The most important security change in pnpm 11 is Minimum Release Age, which now defaults to 1440 minutes. Newly published package versions are not resolved until they are at least one day old. Teams can opt out by setting minimumReleaseAge: 0, but pnpm’s default posture now favors a built-in waiting period before fresh package releases enter installs.
Many recent package compromise campaigns depend on speed. Attackers compromise a publisher account or token, push a malicious version, and rely on automated installs, semver ranges, or fresh CI environments to pull the package before maintainers and registries can detect and remove it.
For pnpm 11 users running with the new default, those freshly published versions would not have been resolved during the first 24 hours, reducing exposure during the highest-risk window immediately after publication.
pnpm 11 also turns on Block Exotic Subdeps by default through blockExoticSubdeps: true. Exotic subdependencies are transitive dependencies that resolve from non-standard sources, such as Git repositories or direct tarball URLs, rather than the normal registry resolution path. Blocking them reduces the chance that packages can quietly introduce less predictable dependency sources into the install graph.
Although this control is not a direct fix for every registry-published compromise, blocking exotic subdependencies still narrows one of the paths attackers can use to hide unexpected code in a dependency tree.
Recent supply chain campaigns rarely rely on one technique alone. They often combine compromised credentials, poisoned package releases, lifecycle scripts, external payload downloads, CI/CD secret theft, and propagation attempts. Defaults that reduce unexpected sources and delay fresh releases make those chains harder to complete.
pnpm 11 also introduces allowBuilds, a new model for controlling dependency build scripts. It replaces several older settings, including onlyBuiltDependencies, onlyBuiltDependenciesFile, neverBuiltDependencies, ignoredBuiltDependencies, and ignoreDepScripts. Instead of splitting build-script policy across multiple settings, teams now define a map from package name patterns to booleans.
That change is especially timely because lifecycle scripts remain one of the most abused execution paths in npm attacks.
The new Allow Builds model does not remove the need for dependency review, but it gives teams a clearer way to govern which packages are allowed to execute build scripts during installation.
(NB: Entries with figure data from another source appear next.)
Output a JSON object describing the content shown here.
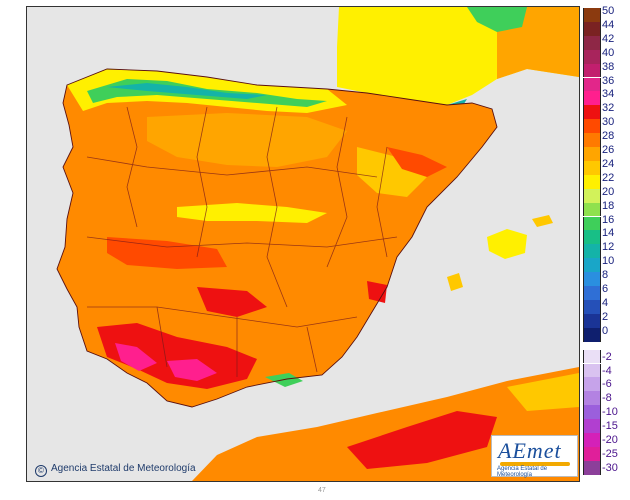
{
  "legend": {
    "positive": [
      {
        "label": "50",
        "color": "#8b3a0f"
      },
      {
        "label": "44",
        "color": "#7a2222"
      },
      {
        "label": "42",
        "color": "#8e2746"
      },
      {
        "label": "40",
        "color": "#a8245c"
      },
      {
        "label": "38",
        "color": "#c21f6e"
      },
      {
        "label": "36",
        "color": "#e2268a"
      },
      {
        "label": "34",
        "color": "#ff1f8e"
      },
      {
        "label": "32",
        "color": "#ee1111"
      },
      {
        "label": "30",
        "color": "#ff4a00"
      },
      {
        "label": "28",
        "color": "#ff7a00"
      },
      {
        "label": "26",
        "color": "#ffa500"
      },
      {
        "label": "24",
        "color": "#ffc800"
      },
      {
        "label": "22",
        "color": "#fff000"
      },
      {
        "label": "20",
        "color": "#d2f25a"
      },
      {
        "label": "18",
        "color": "#8fe14e"
      },
      {
        "label": "16",
        "color": "#3fcf5a"
      },
      {
        "label": "14",
        "color": "#18bf86"
      },
      {
        "label": "12",
        "color": "#14b3a8"
      },
      {
        "label": "10",
        "color": "#19a6c8"
      },
      {
        "label": "8",
        "color": "#2a8fe0"
      },
      {
        "label": "6",
        "color": "#2f6fd6"
      },
      {
        "label": "4",
        "color": "#2550b8"
      },
      {
        "label": "2",
        "color": "#1a3496"
      },
      {
        "label": "0",
        "color": "#0f1f6e"
      }
    ],
    "negative": [
      {
        "label": "-2",
        "color": "#eadff6"
      },
      {
        "label": "-4",
        "color": "#d9c2f0"
      },
      {
        "label": "-6",
        "color": "#c6a3ea"
      },
      {
        "label": "-8",
        "color": "#b382e2"
      },
      {
        "label": "-10",
        "color": "#9b5fdc"
      },
      {
        "label": "-15",
        "color": "#b13fd0"
      },
      {
        "label": "-20",
        "color": "#d421b8"
      },
      {
        "label": "-25",
        "color": "#e01f9a"
      },
      {
        "label": "-30",
        "color": "#8c3f9a"
      }
    ]
  },
  "credit": {
    "icon": "copyright-icon",
    "text": "Agencia Estatal de Meteorología"
  },
  "logo": {
    "word": "AEmet",
    "sub": "Agencia Estatal de Meteorología"
  },
  "bottom_mark": "47",
  "colors": {
    "sea": "#e6e6e6",
    "warm": "#ff8a00",
    "hot": "#ff4a00",
    "very_hot": "#ee1111",
    "extreme": "#ff1f8e",
    "cool": "#fff000",
    "cold": "#3fcf5a",
    "colder": "#14b3a8",
    "border": "#7a1a1a"
  }
}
For organizations trying to reduce install-time execution risk, that is a meaningful simplification.
Beyond the new supply chain defaults, pnpm 11 includes several notable updates:
pnpm publish, login, logout, view, deprecate, unpublish, dist-tag, and version no longer delegate to the npm CLI.pnpm sbom command generates SBOMs in CycloneDX 1.7 or SPDX 2.3 JSON.pnpm audit --fix=update can fix vulnerabilities by updating packages in the lockfile instead of adding overrides. pnpm audit also now uses GHSA-based filtering instead of CVE-based filtering.pnpm add -g <pkg> and pnx now use the global virtual store, giving each global install its own isolated directory, package.json, node_modules, and lockfile.pnpm’s next major performance push is already visible in Pacquet, the official Rust rewrite that is expected to become pnpm’s installation engine in v12. The first phase is focused on fetching and linking, while pnpm continues to handle lockfile creation. Dependency resolution is planned for a later phase.
Recent pnpm benchmarks compare pnpm v11.0.0-rc.5 with a Pacquet-backed pnpm v12 install engine. In a warm install with both cache and lockfile present, pnpm v11 took 2.3 seconds, while the Pacquet-backed v12 path completed in 902 milliseconds. In a lockfile-only install without cache or node_modules, pnpm v11 took 4.7 seconds, compared with 3.1 seconds for the Rust-backed v12 path.

Pacquet is still under active development and not ready for production use, but the benchmark gives a clearer view of where pnpm is headed. pnpm 11 improves install performance today with Store v11 and a SQLite-backed store index. pnpm v12 is expected to go further by moving fetching and linking into a Rust implementation.